“Wait, Devon.”
The butler paused and straightened to attention. “Monsieur?”
“Have you seen the news about the public attacking mosques? And protesting?”
“Yes, sir.”
Soult turned to look the man in the eye. “What do you think of it?”
“I can understand the anger, monsieur, but the actions accomplish nothing of purpose.”
Soult nodded slowly, and dipped the mouth end of his cigar in the brandy for a moment. “What would be your idea of a proper response?”
Devon’s eyes widened only a fraction, and only momentarily, before he resumed his customarily formal demeanor. “I’m quite sure I don’t know, sir. I am merely a butler.”
Soult chuckled. “And a diplomatic one at that. Don’t you feel the least urge to strike back, to seek vengeance, no, justice, for these atrocities?”
Devon hesitated. “What I feel, sir, is not necessarily a wise response. Yes, I feel loathing for persons who could commit such crimes. But does that give me the right to take the law into my own hands?”
With that, before he could be questioned any further, Devon and his salver disappeared from the library.
Soult studied the curl of smoke rising from his cigar, then glanced at the news again. Devon would bear watching, he decided. Then, a moment later, he changed his mind. Devon had spoken as a rational, mature man who had been raised in a culture of law. And everything that he himself was about to do would be under the color of law. And if it were so, then Devon should have no reason to object, not that Soult had any intention of letting his butler in on his secrets. Still, he knew better than to presume that a butler—even one as impeccably trained as Devon—would be oblivious to what happened around him.
Reaching for the phone, he placed a call. When his comrade answered, Soult spoke in flawless Spanish. “I have the position, but I must attend to administrative details before I can issue a contract. However, you may begin your recruiting efforts immediately.”
He hung up and sat back in his chair. Everything was going as it should. Another smile creased his face. Every revolution required an army, and soon he would have his. What’s more, the very government he intended to seize would be paying for that army. The effortless irony of his plans gave him a heady feeling of power, almost a rush. Better than Napoleon brandy and Cuban cigars.
But even as he was feeling smugly content, the news broke away from its coverage of random acts of malice to something far more deadly.
“Today in Vienna,” the reporter said, “special agents of the EU and the United States carried out a joint strike on a terrorist cell believed to have been involved in Black Christmas….”
Soult sat forward quickly, brandy forgotten, and turned up the volume.

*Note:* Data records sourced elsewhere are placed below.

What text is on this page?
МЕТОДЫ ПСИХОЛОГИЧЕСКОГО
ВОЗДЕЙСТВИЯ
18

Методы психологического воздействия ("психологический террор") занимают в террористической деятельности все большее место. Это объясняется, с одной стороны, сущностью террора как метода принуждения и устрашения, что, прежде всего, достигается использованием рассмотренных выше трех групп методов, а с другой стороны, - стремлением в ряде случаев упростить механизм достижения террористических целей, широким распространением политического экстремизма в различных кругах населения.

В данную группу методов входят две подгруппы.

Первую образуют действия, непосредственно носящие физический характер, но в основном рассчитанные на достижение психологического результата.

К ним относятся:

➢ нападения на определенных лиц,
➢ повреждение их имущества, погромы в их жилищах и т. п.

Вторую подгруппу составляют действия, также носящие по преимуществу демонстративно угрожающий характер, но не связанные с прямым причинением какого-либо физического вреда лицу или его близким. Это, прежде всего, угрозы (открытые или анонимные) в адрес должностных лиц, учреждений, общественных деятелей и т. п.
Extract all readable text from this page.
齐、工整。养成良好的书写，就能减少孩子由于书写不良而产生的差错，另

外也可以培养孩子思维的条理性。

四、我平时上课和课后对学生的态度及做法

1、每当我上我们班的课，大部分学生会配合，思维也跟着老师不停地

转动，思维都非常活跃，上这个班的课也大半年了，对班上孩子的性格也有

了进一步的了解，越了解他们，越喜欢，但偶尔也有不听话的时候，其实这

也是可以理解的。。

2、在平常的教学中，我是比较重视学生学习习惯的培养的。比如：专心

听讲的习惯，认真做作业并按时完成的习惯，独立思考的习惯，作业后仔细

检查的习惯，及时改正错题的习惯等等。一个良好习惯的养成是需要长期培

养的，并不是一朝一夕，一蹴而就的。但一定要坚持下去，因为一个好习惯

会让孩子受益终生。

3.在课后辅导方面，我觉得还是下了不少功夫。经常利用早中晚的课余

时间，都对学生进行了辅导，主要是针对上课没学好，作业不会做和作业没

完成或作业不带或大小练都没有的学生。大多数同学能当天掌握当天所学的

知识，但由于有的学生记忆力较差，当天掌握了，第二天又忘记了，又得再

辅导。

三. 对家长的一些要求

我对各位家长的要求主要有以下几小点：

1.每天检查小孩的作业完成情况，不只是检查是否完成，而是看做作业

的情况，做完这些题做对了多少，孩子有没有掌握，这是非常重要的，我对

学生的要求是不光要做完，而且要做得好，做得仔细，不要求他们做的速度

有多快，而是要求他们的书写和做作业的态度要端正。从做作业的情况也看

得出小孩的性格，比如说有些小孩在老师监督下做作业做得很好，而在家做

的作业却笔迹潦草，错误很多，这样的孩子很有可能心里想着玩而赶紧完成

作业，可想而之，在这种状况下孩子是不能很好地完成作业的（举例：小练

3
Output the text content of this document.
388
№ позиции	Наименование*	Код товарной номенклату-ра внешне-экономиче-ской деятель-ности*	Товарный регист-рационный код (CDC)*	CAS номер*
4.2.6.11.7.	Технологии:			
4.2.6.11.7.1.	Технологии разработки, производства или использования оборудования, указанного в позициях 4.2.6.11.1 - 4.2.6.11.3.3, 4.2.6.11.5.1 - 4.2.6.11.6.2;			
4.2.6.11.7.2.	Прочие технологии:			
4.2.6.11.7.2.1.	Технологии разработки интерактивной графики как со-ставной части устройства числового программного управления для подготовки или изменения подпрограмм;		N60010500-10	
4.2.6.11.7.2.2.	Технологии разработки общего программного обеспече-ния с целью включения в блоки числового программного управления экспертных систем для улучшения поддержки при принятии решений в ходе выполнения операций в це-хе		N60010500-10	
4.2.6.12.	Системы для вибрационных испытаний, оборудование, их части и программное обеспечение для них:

Pictures of bodies being carried out flashed across the screen, along with exterior shots of a nondescript concrete apartment house of a type that had become common after the war, a type Soult felt was a blight on the beauty of Europe.
Bodies. Nine terrorists killed in a fierce gun battle. And then the face of the American president, Harrison Rice. “This is only the beginning,” the president said. “We will hunt down these terrorists to the last man. In cooperation with our European allies, we will not allow these atrocities to go unavenged. Thank you.”
Soult sat back slowly. For the first time that day, he sensed something at work that was beyond his knowledge. Beyond his control.
Every bit of triumph he had been feeling vanished like a puff of smoke from the end of his cigar.
Riyadh, Saudi Arabia
Ahmed Ahsami watched the television, absolutely livid. His men had gone in there to take out those terrorists, but the situation had been snatched away. Among the nine “terrorists” whose pictures were now being broadcast to the world was Yawi. His sister’s son.
He slammed his hand down on his desk over and over, grief and anger warring on a scale that was beyond speech, beyond description. At that moment he could have blasted the entire world into oblivion.
Someone was using him. Someone he thought was an ally. Nothing else could possibly explain this. The information had come to him about the location of the terrorists, but it had apparently gone to someone else, as well. How else could Austrian and American commandos have arrived just minutes after the survivors on his team had withdrawn? That could not have happened by coincidence.
His nephew and Isa had been killed, offered up like sacrificial lambs, and were now being labeled as part of the terrorist cell. And the American president was standing smugly before a bank of microphones, his Alabama drawl and artificially confident smile reminiscent of nothing so much as a plantation owner swearing that rebelling slaves would be hunted down.